His funeral procession proceeded through hundreds of onlookers tented along the riverbanks before coming to a halt at the foot of sacred Mount Taupiri.
From there, three rugby teams served as pallbearers, taking his coffin up difficult slopes to the summit and the final burial place of Maori royalty.
Passing the torch
The Maori king is primarily ceremonial, with little legal status.However, it holds great cultural and political value as a powerful emblem of identification and kinship.
Queen Nga Wai, the king’s only daughter and youngest child, was considered an outsider to succeed him.
One of her two eldest brothers had taken up many ceremonial tasks during their father’s illness and was widely expected to succeed him.
“It is certainly a break from traditional Maori leadership appointments which tend to succeed to the eldest child, usually a male,” Maori cultural advisor Karaitiana Taiuru told AFP.
Taiuru said it was a “privilege” to witness a young Maori woman become queen, particularly given the ageing leadership and mounting challenges faced by the community.
“The Maori world has been yearning for younger leadership to guide us in the new world of AI, genetic modification, global warming and in a time of many other social changes that question and threaten us and Indigenous Peoples of New Zealand,” he said.
“These challenges require a new and younger generation to lead us.”
New Zealand’s Maori make up roughly 17 percent of the population, or about 900,000 people.
Maori citizens are much more likely than other New Zealanders to be unemployed, live in poverty or suffer cancer, cardiovascular disease and diabetes and have higher suicide rates.
Maori life expectancy is seven years less than other New Zealanders.
The Kiingitanga, or Maori King movement, was founded in 1858 to unite New Zealand’s tribes and provide a single counterpart to the colonial ruler, Britain’s Queen Victoria.
“People think Maori people are one nation — we’re not. We’re many tribes, many iwi.
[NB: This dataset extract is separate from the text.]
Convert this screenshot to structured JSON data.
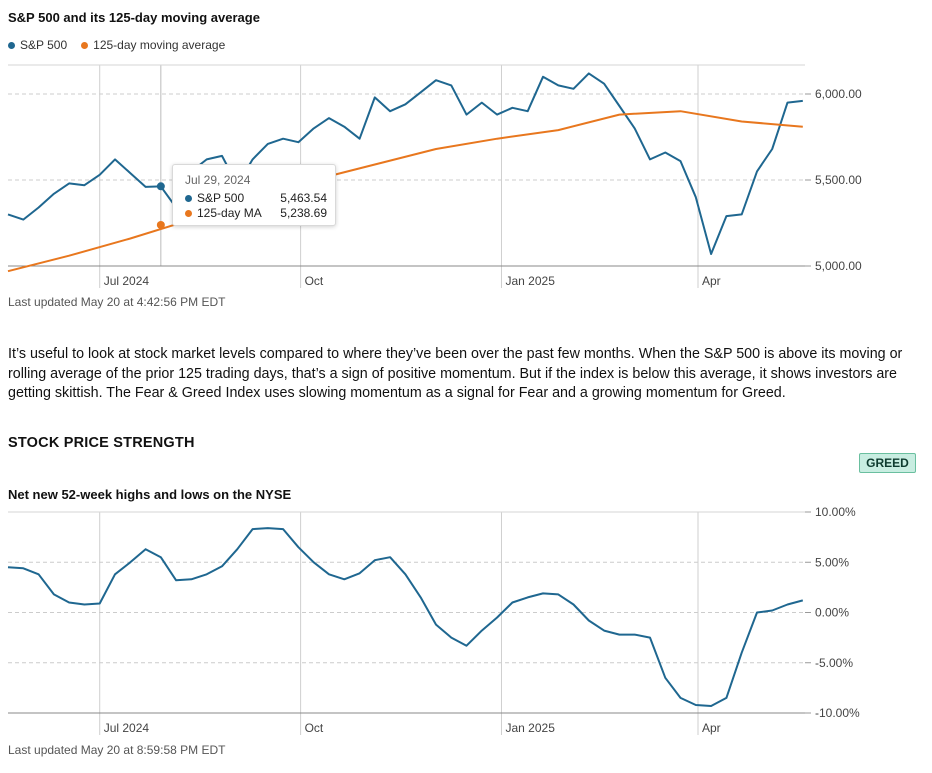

We have different ways of speaking out,” said Joanne Teina, who had travelled from Auckland for the ceremony.
“The Kiingitanga was created to create unity — among people who were fighting each other for thousands of years, before Pakeha (Europeans) came along.”
Second queen
Queen Nga Wai is the eighth Maori monarch and the second queen.
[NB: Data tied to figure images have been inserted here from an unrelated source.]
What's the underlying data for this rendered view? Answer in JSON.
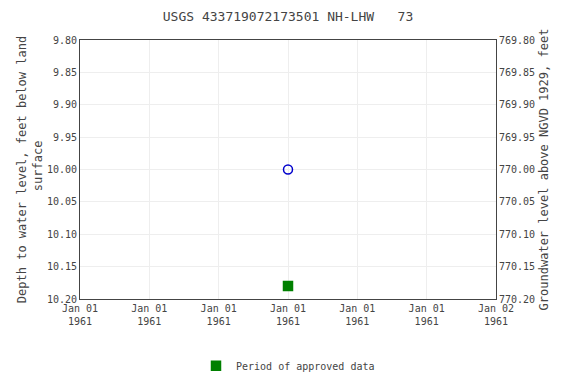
{
  "chart_data": {
    "type": "scatter",
    "title": "USGS 433719072173501 NH-LHW   73",
    "y_label": "Depth to water level, feet below land\n surface",
    "y2_label": "Groundwater level above NGVD 1929, feet",
    "categories": [
      "Jan 01\n1961",
      "Jan 01\n1961",
      "Jan 01\n1961",
      "Jan 01\n1961",
      "Jan 01\n1961",
      "Jan 01\n1961",
      "Jan 02\n1961"
    ],
    "series": [
      {
        "name": "Period of approved data",
        "color": "#008000",
        "marker": "square",
        "values": [
          null,
          null,
          null,
          10.18,
          null,
          null,
          null
        ]
      },
      {
        "color": "#0000cc",
        "marker": "circle-open",
        "values": [
          null,
          null,
          null,
          10.0,
          null,
          null,
          null
        ]
      }
    ],
    "ylim": [
      10.2,
      9.8
    ],
    "yticks": [
      {
        "value": 9.8,
        "label": "9.80"
      },
      9.85,
      {
        "value": 9.9,
        "label": "9.90"
      },
      9.95,
      {
        "value": 10.0,
        "label": "10.00"
      },
      10.05,
      {
        "value": 10.1,
        "label": "10.10"
      },
      10.15,
      {
        "value": 10.2,
        "label": "10.20"
      }
    ],
    "y2lim": [
      770.2,
      769.8
    ],
    "y2ticks": [
      {
        "value": 770.2,
        "label": "770.20"
      },
      770.15,
      {
        "value": 770.1,
        "label": "770.10"
      },
      770.05,
      {
        "value": 770.0,
        "label": "770.00"
      },
      769.95,
      {
        "value": 769.9,
        "label": "769.90"
      },
      769.85,
      {
        "value": 769.8,
        "label": "769.80"
      }
    ],
    "grid": true,
    "legend": "bottom"
  }
}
Her grandmother, Queen Te Arikinui Dame Te Atairangikaahu, occupied the role over four decades, until 2006.
The future queen attended Waikato University in future Zealand, where she studied Maori language and customary law. She also taught youngsters the performing skills known as “kapa haka”.
To commemorate the king’s coronation anniversary in 2016, she got a traditional Maori “moko” tattoo on her chin.
King Tuheitia, a 69-year-old truck driver-turned-royal, died on Friday, days after undergoing heart surgery and commemorating the 18th anniversary of his coronation.
Tens of thousands of Indigenous inhabitants and “Pakeha” (those of European origin) came to pay their respects, mourn, and celebrate New Zealand’s rich Maori heritage.
Among them was Auckland-based Darrio Penetito-Hemara, who told AFP that the king had brought together “many people across Aotearoa (New Zealand) who don’t always see eye to eye.”
According to Penetito-Hemara, the king leaves a legacy established “through respect, through aroha (love)”.
New Zealand’s Prime Minister Christopher Luxon welcomed Queen Nga Wai in a statement, stating she “carries forward the mantle of leadership left by her father”.
“The path ahead is illuminated by the great legacy of Kiingi Tuheitia,” he said.